The dump_range function decompresses and exports selected physical data from MARS2 into a binary file for further analysis.

  • Syntax

    =# SELECT <* / column1,column2,...> FROM matrixts_internal.dump_ranges(
    tablename text, 
    attno int4, 
    outfile text, 
    forkno int4, 
    offno int4,
    limits int4
    );
  • Parameters

    • tablename: Table name. For partitioned tables, use the child partition name. (Required)
    • attno: Column number. (Required)
    • outfile: Output file path. After export, each Segment appends a unique suffix.
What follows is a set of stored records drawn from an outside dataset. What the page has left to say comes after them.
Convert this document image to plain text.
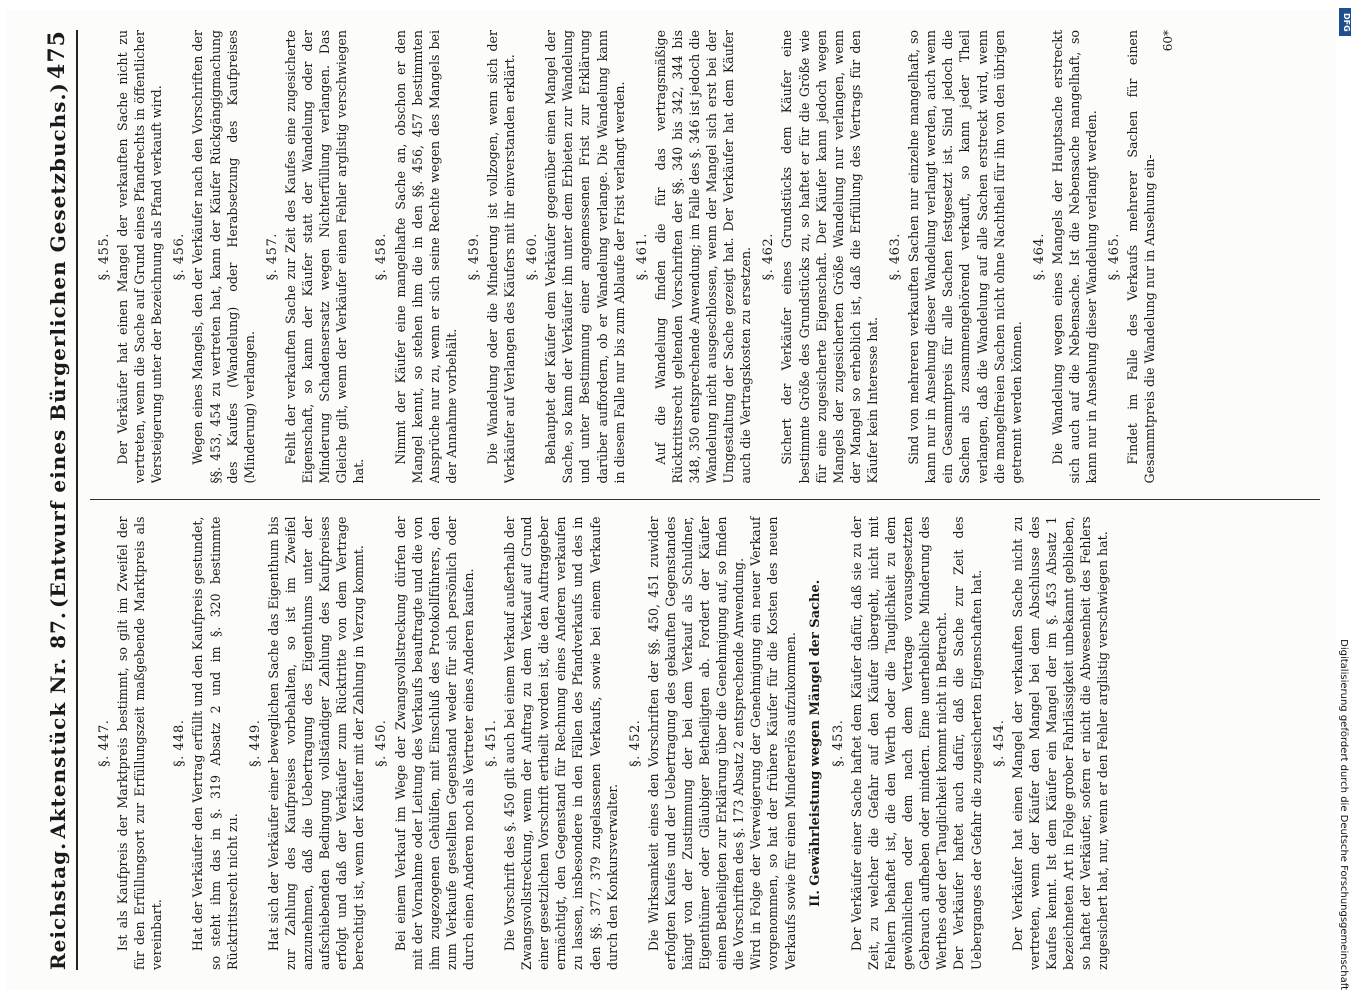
Reichstag.
Aktenstück Nr. 87.
(Entwurf eines Bürgerlichen Gesetzbuchs.)
475
§. 447. Ist als Kaufpreis der Marktpreis bestimmt, so gilt im Zweifel der für den Erfüllungsort zur Erfüllungszeit maßgebende Marktpreis als vereinbart.

§. 448. Hat der Verkäufer den Vertrag erfüllt und den Kaufpreis gestundet, so steht ihm das in §. 319 Absatz 2 und im §. 320 bestimmte Rücktrittsrecht nicht zu.

§. 449. Hat sich der Verkäufer einer beweglichen Sache das Eigenthum bis zur Zahlung des Kaufpreises vorbehalten, so ist im Zweifel anzunehmen, daß die Uebertragung des Eigenthums unter der aufschiebenden Bedingung vollständiger Zahlung des Kaufpreises erfolgt und daß der Verkäufer zum Rücktritte von dem Vertrage berechtigt ist, wenn der Käufer mit der Zahlung in Verzug kommt. §. 450. Bei einem Verkauf im Wege der Zwangsvollstreckung dürfen der mit der Vornahme oder Leitung des Verkaufs beauftragte und die von ihm zugezogenen Gehülfen, mit Einschluß des Protokollführers, den zum Verkaufe gestellten Gegenstand weder für sich persönlich oder durch einen Anderen noch als Vertreter eines Anderen kaufen. §. 451. Die Vorschrift des §. 450 gilt auch bei einem Verkauf außerhalb der Zwangsvollstreckung, wenn der Auftrag zu dem Verkauf auf Grund einer gesetzlichen Vorschrift ertheilt worden ist, die den Auftraggeber ermächtigt, den Gegenstand für Rechnung eines Anderen verkaufen zu lassen, insbesondere in den Fällen des Pfandverkaufs und des in den §§. 377, 379 zugelassenen Verkaufs, sowie bei einem Verkaufe durch den Konkursverwalter.

§. 452.

Die Wirksamkeit eines den Vorschriften der §§. 450, 451 zuwider erfolgten Kaufes und der Uebertragung des gekauften Gegenstandes hängt von der Zustimmung der bei dem Verkauf als Schuldner, Eigenthümer oder Gläubiger Betheiligten ab. Fordert der Käufer einen Betheiligten zur Erklärung über die Genehmigung auf, so finden die Vorschriften des §. 173 Absatz 2 entsprechende Anwendung.
Wird in Folge der Verweigerung der Genehmigung ein neuer Verkauf vorgenommen, so hat der frühere Käufer für die Kosten des neuen Verkaufs sowie für einen Mindererlös aufzukommen. II. Gewährleistung wegen Mängel der Sache. §. 453.

Der Verkäufer einer Sache haftet dem Käufer dafür, daß sie zu der Zeit, zu welcher die Gefahr auf den Käufer übergeht, nicht mit Fehlern behaftet ist, die den Werth oder die Tauglichkeit zu dem gewöhnlichen oder dem nach dem Vertrage vorausgesetzten Gebrauch aufheben oder mindern. Eine unerhebliche Minderung des Werthes oder der Tauglichkeit kommt nicht in Betracht.
Der Verkäufer haftet auch dafür, daß die Sache zur Zeit des Ueberganges der Gefahr die zugesicherten Eigenschaften hat.

§. 454. Der Verkäufer hat einen Mangel der verkauften Sache nicht zu vertreten, wenn der Käufer den Mangel bei dem Abschlusse des Kaufes kennt. Ist dem Käufer ein Mangel der im §. 453 Absatz 1 bezeichneten Art in Folge grober Fahrlässigkeit unbekannt geblieben, so haftet der Verkäufer, sofern er nicht die Abwesenheit des Fehlers zugesichert hat, nur, wenn er den Fehler arglistig verschwiegen hat.

§. 455. Der Verkäufer hat einen Mangel der verkauften Sache nicht zu vertreten, wenn die Sache auf Grund eines Pfandrechts in öffentlicher Versteigerung unter der Bezeichnung als Pfand verkauft wird. §. 456. Wegen eines Mangels, den der Verkäufer nach den Vorschriften der §§. 453, 454 zu vertreten hat, kann der Käufer Rückgängigmachung des Kaufes (Wandelung) oder Herabsetzung des Kaufpreises (Minderung) verlangen.

§. 457. Fehlt der verkauften Sache zur Zeit des Kaufes eine zugesicherte Eigenschaft, so kann der Käufer statt der Wandelung oder der Minderung Schadensersatz wegen Nichterfüllung verlangen. Das Gleiche gilt, wenn der Verkäufer einen Fehler arglistig verschwiegen hat.

§. 458. Nimmt der Käufer eine mangelhafte Sache an, obschon er den Mangel kennt, so stehen ihm die in den §§. 456, 457 bestimmten Ansprüche nur zu, wenn er sich seine Rechte wegen des Mangels bei der Annahme vorbehält.

§. 459. Die Wandelung oder die Minderung ist vollzogen, wenn sich der Verkäufer auf Verlangen des Käufers mit ihr einverstanden erklärt. §. 460. Behauptet der Käufer dem Verkäufer gegenüber einen Mangel der Sache, so kann der Verkäufer ihn unter dem Erbieten zur Wandelung und unter Bestimmung einer angemessenen Frist zur Erklärung darüber auffordern, ob er Wandelung verlange. Die Wandelung kann in diesem Falle nur bis zum Ablaufe der Frist verlangt werden. §. 461. Auf die Wandelung finden die für das vertragsmäßige Rücktrittsrecht geltenden Vorschriften der §§. 340 bis 342, 344 bis 348, 350 entsprechende Anwendung; im Falle des §. 346 ist jedoch die Wandelung nicht ausgeschlossen, wenn der Mangel sich erst bei der Umgestaltung der Sache gezeigt hat. Der Verkäufer hat dem Käufer auch die Vertragskosten zu ersetzen. §. 462. Sichert der Verkäufer eines Grundstücks dem Käufer eine bestimmte Größe des Grundstücks zu, so haftet er für die Größe wie für eine zugesicherte Eigenschaft. Der Käufer kann jedoch wegen Mangels der zugesicherten Größe Wandelung nur verlangen, wenn der Mangel so erheblich ist, daß die Erfüllung des Vertrags für den Käufer kein Interesse hat.

§. 463. Sind von mehreren verkauften Sachen nur einzelne mangelhaft, so kann nur in Ansehung dieser Wandelung verlangt werden, auch wenn ein Gesammtpreis für alle Sachen festgesetzt ist. Sind jedoch die Sachen als zusammengehörend verkauft, so kann jeder Theil verlangen, daß die Wandelung auf alle Sachen erstreckt wird, wenn die mangelfreien Sachen nicht ohne Nachtheil für ihn von den übrigen getrennt werden können.

§. 464. Die Wandelung wegen eines Mangels der Hauptsache erstreckt sich auch auf die Nebensache. Ist die Nebensache mangelhaft, so kann nur in Ansehung dieser Wandelung verlangt werden. §. 465. Findet im Falle des Verkaufs mehrerer Sachen für einen Gesammtpreis die Wandelung nur in Ansehung ein-

60*
DFG
Digitalisierung gefördert durch die Deutsche Forschungsgemeinschaft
For example, if the file is named tb1-f2.bin, Segment 1 saves it as tb1-f2.bin-seg1. (Required)
    • forkno: Fork ID. (Optional)
    • offno: Byte offset in the physical file. (Optional)
    • limits: Maximum number of RANGES to export, starting from the specified forkno and offno. Defaults to 100. (Optional)

Note!
The limits parameter restricts the number of exported RANGES per Segment.

Note!
See the return description of the desc_ranges function for parameter context.

  • Returns

    • nbytes: Amount of data exported from each Segment node, in bytes.
  • Example

  1. Export a physical data segment to a binary file:
=# SELECT * FROM matrixts_internal.dump_ranges('tb1', 1, '/data/demo/tb1-f2.bin', 304, 16176, 1) LIMIT 20;
 nbytes 
--------
      0
      0
   1480
   1632
   1704
   1592
(6 rows)

In this example, six results are returned because the export runs independently on each Segment. Each row represents the output from one Segment. Two entries show nbytes =0`` because those Segments contain no data matching the filter criteria.

After execution, each Segment host generates a binary file with an appended unique suffix (.-seg<no>).